Landlinx held a call option over land that neither it nor the landowner had opted. After obtaining planning permission it was paid just over £1.4 million by the landowner to surrender the call option and Landlinx treated the surrender as the supply of an exempt interest in land. HMRC viewed the surrender as a VATable supply of services and assessed Landlinx to VAT.

HMRC's argument was that although the grant and surrender of call options could be exempt by reference to the wording in the UK VAT legislation, such supplies fall outside any of the land exemptions contained in the EU VAT legislation. As the UK legislation has to be interpreted in accordance with the EU legislation this would mean that call options are outside the land exemption and therefore subject to VAT. The First-tier tribunal found against HMRC. It held that call options are exempt under the EU legislation and therefore that it would be correct to read the UK legislation as exempting the grant, surrender or assignment of a call option (subject to an option to tax).

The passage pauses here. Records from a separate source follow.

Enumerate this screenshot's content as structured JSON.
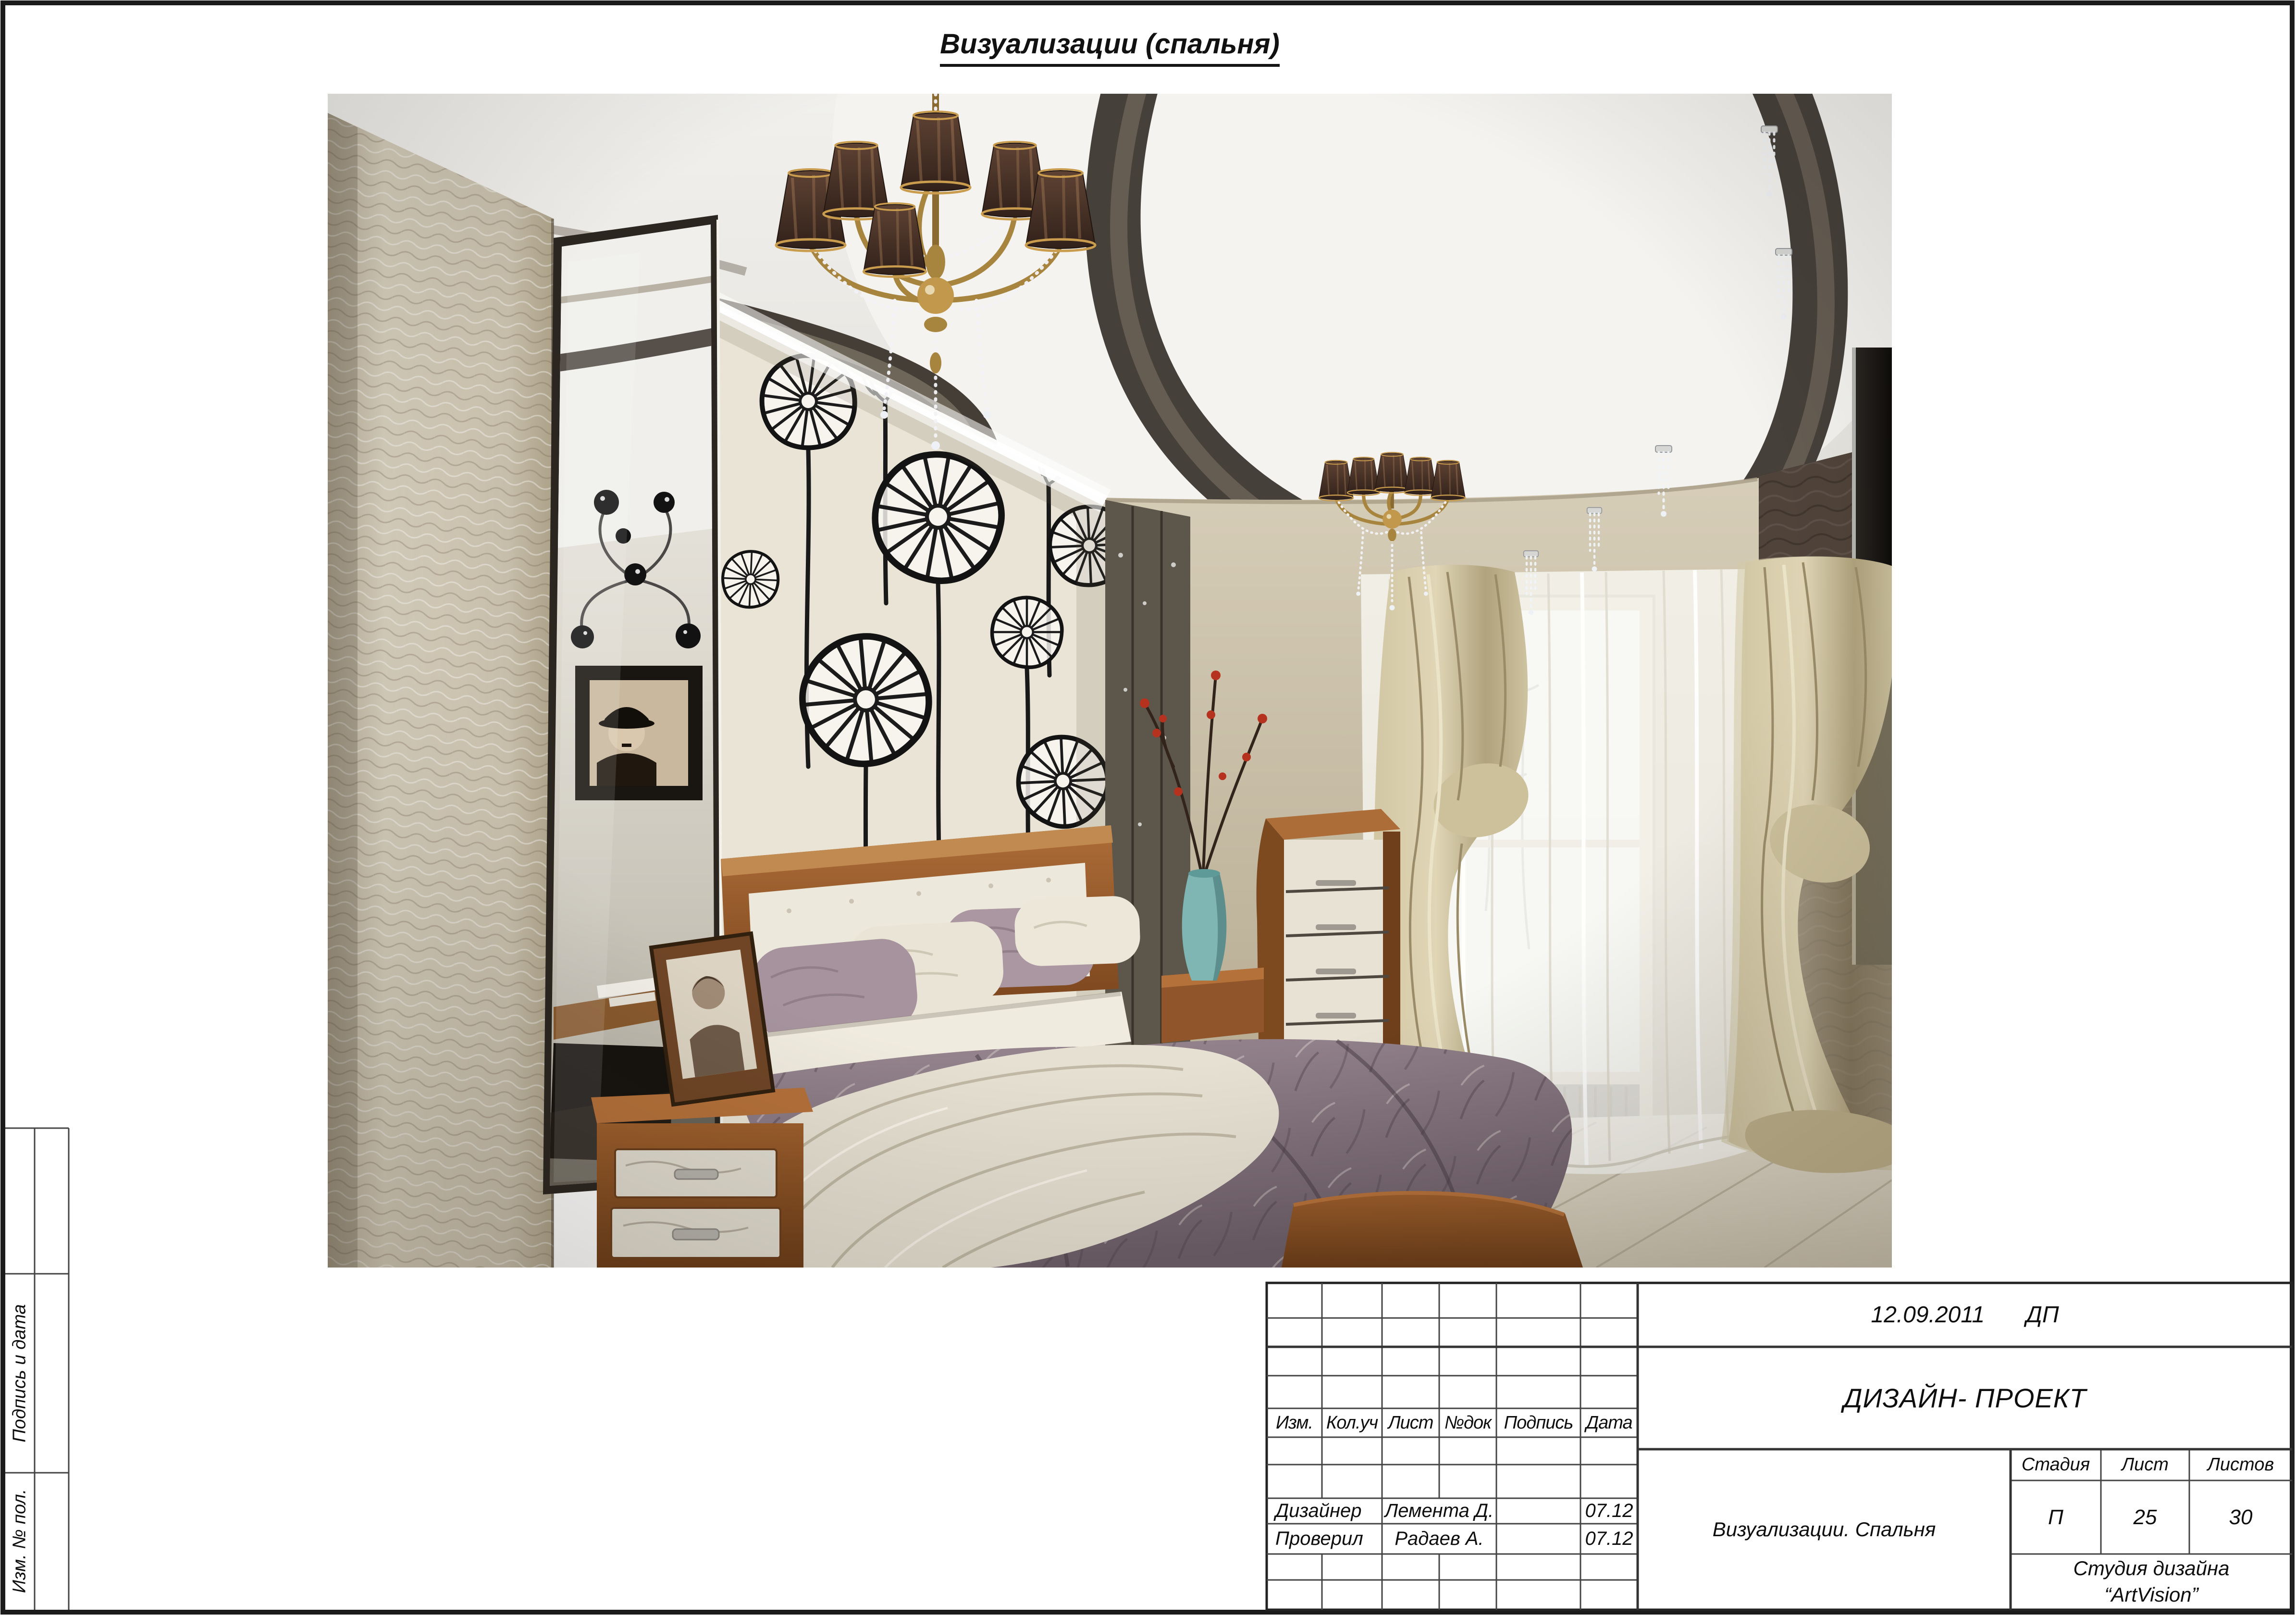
{
  "page": {
    "title": "Визуализации (спальня)"
  },
  "side_strip": {
    "top_label": "Подпись и дата",
    "bottom_label": "Изм. № пол."
  },
  "title_block": {
    "doc_date": "12.09.2011",
    "doc_code": "ДП",
    "project_title": "ДИЗАЙН- ПРОЕКТ",
    "rev_headers": [
      "Изм.",
      "Кол.уч",
      "Лист",
      "№док",
      "Подпись",
      "Дата"
    ],
    "signature_rows": [
      {
        "role": "Дизайнер",
        "name": "Лемента Д.",
        "date": "07.12"
      },
      {
        "role": "Проверил",
        "name": "Радаев А.",
        "date": "07.12"
      }
    ],
    "stage_label": "Стадия",
    "sheet_label": "Лист",
    "sheets_label": "Листов",
    "stage_value": "П",
    "sheet_value": "25",
    "sheets_value": "30",
    "sheet_title": "Визуализации. Спальня",
    "studio_line1": "Студия дизайна",
    "studio_line2": "“ArtVision”"
  },
  "colors": {
    "frame": "#1b1b1b",
    "line": "#444444",
    "paper": "#ffffff"
  }
}
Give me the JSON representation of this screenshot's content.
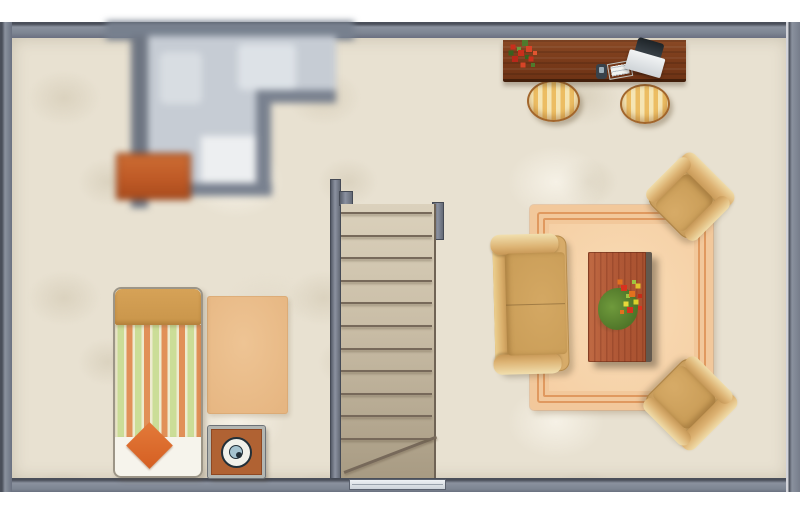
{
  "scene": {
    "kind": "floor-plan",
    "blurred_region": "bathroom-top-left"
  },
  "palette": {
    "wall": "#7e8694",
    "floor": "#e8e1d1",
    "living_rug": "#f2c89b",
    "living_rug_border": "#e0995f",
    "upholstery_tan": "#d7ab69",
    "coffee_table_wood": "#b25a38",
    "desk_wood": "#7b3c1b",
    "bed_stripe_green": "#cbdd97",
    "bed_stripe_orange": "#e19058",
    "cushion_orange": "#d96426",
    "dresser_orange": "#bc5a26",
    "stool_stripe_amber": "#ecbd63",
    "bathroom_floor": "#c6ccd4",
    "stair_tread": "#c9bda6"
  },
  "stairs": {
    "steps": 11,
    "has_winder": true,
    "label": "staircase"
  },
  "objects": {
    "bathroom": {
      "label": "bathroom (blurred)"
    },
    "dresser": {
      "label": "dresser"
    },
    "desk": {
      "label": "desk"
    },
    "desk_flowers": {
      "label": "flower pot"
    },
    "laptop": {
      "label": "laptop"
    },
    "papers": {
      "label": "notepad"
    },
    "phone": {
      "label": "phone"
    },
    "stool_left": {
      "label": "stool"
    },
    "stool_right": {
      "label": "stool"
    },
    "living_rug": {
      "label": "area rug"
    },
    "sofa": {
      "label": "sofa"
    },
    "chair_top": {
      "label": "armchair"
    },
    "chair_bottom": {
      "label": "armchair"
    },
    "coffee_table": {
      "label": "coffee table"
    },
    "bouquet": {
      "label": "flower bouquet"
    },
    "bed": {
      "label": "bed"
    },
    "cushion": {
      "label": "cushion"
    },
    "bedroom_rug": {
      "label": "bedroom rug"
    },
    "nightstand": {
      "label": "nightstand"
    },
    "disc": {
      "label": "speaker"
    },
    "window": {
      "label": "window"
    }
  }
}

This decision is helpful and removes some of the uncertainty for taxpayers making supplies of call options. As mentioned above, HMRC's existing published guidance is in line with this decision and therefore we expect that taxpayers will continue to treat call options as exempt (subject to an option to tax). Hopefully, HMRC will confirm that it now accepts that call options (and other equitable interests in land) are land interests for VAT purposes. In the meantime, a degree of risk remains as HMRC will sometimes disregard decisions of the First-tier tribunal (which do not set binding precedent) and even their own guidance. Risk averse taxpayers may therefore choose to opt to tax the relevant land (if possible) in order to charge VAT on the supply of a call option.

One final point is that the grant of a put option is not generally seen as a supply of land but a VATable supply of services. This is not affected by the Landlinx case.